Some comments in above multiple posts related to these standards sadden me. I personally think that what appears in standards or specifications for that matter should be reasonably understandable and generally also for performance/technical and practical manufacturing or measuring/testing etc. reasons, and while no standard nor piping material is perfect one would think that above all the intent of any business in it for the very long haul should be that the result will work in practical application (and not be part or centerpiece of some big marketing shell/blame game when there are problems)! It makes one wonder also who is looking out for maybe now huge numbers of pipe specifiers/buyers who might not have the access or be able to afford the benefit/experience of either more critical/specialized engineering analyses (perhaps looking beyond the standards), nor armies of strong-willed jobsite inspectors to make sure even generally well-intentioned contractors spend adequate contract effort/money on the extremely high-quality construction that is apparently required for such pipes (and not on other things)? Perhaps extreme levels of price competition between manufacturers, contractors, and maybe even engineering service providers could also be unhealthy. In any case, maybe there are reasons for/value of some "never ending debates".

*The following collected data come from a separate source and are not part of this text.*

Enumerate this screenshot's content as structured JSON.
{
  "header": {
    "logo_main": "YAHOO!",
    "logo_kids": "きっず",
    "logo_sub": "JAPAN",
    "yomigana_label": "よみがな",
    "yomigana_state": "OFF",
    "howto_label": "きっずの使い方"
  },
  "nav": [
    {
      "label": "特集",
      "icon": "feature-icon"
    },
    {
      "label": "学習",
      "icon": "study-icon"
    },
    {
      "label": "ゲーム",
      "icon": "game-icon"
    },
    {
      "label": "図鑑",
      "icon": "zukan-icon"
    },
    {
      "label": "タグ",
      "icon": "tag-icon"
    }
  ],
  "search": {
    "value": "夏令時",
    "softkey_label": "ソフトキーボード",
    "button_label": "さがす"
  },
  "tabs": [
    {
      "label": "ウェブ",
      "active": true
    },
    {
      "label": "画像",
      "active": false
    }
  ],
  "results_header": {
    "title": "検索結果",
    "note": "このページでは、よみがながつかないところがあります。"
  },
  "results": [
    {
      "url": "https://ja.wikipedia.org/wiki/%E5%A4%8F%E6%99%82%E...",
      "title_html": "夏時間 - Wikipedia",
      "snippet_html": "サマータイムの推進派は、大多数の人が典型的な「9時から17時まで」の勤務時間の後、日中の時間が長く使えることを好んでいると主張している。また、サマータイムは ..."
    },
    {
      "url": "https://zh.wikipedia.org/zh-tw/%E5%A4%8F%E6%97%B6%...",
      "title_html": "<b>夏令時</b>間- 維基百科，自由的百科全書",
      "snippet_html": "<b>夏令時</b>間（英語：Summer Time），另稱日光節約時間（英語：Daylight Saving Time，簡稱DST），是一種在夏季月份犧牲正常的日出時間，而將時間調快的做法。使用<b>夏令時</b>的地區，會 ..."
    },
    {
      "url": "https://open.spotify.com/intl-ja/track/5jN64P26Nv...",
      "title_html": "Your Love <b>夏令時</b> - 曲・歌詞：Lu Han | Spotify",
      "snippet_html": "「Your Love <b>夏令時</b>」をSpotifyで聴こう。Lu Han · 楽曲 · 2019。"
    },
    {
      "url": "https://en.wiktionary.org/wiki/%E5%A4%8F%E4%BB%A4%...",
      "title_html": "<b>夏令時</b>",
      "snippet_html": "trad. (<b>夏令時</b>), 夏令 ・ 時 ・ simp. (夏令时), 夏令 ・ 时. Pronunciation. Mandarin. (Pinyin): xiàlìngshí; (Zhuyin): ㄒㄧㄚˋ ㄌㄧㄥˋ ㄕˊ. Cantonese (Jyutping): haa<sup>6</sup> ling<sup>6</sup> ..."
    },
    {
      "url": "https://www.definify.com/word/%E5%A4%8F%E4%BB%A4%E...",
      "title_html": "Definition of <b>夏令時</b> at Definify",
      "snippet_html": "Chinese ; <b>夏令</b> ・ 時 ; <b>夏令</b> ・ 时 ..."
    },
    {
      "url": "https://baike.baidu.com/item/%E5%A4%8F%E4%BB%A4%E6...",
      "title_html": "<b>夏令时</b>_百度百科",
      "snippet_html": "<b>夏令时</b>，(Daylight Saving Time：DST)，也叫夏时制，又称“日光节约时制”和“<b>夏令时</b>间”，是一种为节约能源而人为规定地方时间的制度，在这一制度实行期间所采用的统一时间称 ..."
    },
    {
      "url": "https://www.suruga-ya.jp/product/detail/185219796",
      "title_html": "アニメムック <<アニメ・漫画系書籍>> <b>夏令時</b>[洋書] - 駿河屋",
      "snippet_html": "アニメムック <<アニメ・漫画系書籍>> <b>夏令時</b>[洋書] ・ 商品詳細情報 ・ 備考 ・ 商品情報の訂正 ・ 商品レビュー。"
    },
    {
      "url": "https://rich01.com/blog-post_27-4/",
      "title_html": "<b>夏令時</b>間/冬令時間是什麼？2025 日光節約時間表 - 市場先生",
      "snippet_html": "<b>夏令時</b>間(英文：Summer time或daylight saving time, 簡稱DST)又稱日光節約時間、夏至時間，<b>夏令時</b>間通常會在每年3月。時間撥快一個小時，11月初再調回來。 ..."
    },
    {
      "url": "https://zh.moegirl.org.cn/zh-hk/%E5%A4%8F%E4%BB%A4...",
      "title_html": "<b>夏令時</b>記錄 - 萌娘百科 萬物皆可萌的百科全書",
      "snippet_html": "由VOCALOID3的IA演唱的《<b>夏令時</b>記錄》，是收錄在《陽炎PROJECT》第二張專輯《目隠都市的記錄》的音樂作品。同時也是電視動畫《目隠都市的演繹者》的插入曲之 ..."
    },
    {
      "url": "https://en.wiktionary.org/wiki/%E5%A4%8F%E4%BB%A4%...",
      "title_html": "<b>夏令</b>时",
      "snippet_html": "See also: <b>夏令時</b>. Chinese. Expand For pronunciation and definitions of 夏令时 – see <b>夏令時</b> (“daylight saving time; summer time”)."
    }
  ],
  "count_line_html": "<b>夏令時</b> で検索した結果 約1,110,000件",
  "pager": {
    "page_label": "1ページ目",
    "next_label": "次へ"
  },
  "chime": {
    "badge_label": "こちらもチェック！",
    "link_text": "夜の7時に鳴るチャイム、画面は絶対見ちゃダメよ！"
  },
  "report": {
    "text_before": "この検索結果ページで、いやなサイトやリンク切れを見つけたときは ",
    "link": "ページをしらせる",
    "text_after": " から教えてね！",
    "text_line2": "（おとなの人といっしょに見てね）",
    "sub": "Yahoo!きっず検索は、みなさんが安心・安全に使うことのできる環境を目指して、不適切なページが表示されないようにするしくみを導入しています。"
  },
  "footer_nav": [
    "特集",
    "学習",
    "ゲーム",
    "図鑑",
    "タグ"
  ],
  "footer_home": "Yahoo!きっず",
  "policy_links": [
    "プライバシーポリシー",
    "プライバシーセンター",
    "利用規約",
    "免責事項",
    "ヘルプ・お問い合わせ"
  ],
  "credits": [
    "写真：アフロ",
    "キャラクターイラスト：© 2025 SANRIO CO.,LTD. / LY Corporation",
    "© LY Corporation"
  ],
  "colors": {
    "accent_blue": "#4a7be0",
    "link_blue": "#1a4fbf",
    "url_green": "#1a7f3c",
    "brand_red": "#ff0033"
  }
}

"The bitter taste of poor quality remains long after the sweetness of low prices is forgotten."
 
its poor instalation ,take the top off ,pack the sides and the pipe springs back up.
 
Is it the product or the installation (or both)?
 
Suffice it to say the piping product at least in this case did not have adequate effective stiffness to meet the installed specifications, at least with the initial installation conditions and inspection provided. It would appear also that if all parties are not able to agree or work such matters out, any party with “deep pockets” (including those mentioned) might eventually be drawn in to the fray and the quality of expert witnesses and attorneys might then also be a factor!! I suspect all would agree it is probably much smoother sailing if the pipe consistently meets the installed specifications with the prevalent quality of soil conditions, installation, and inspection etc.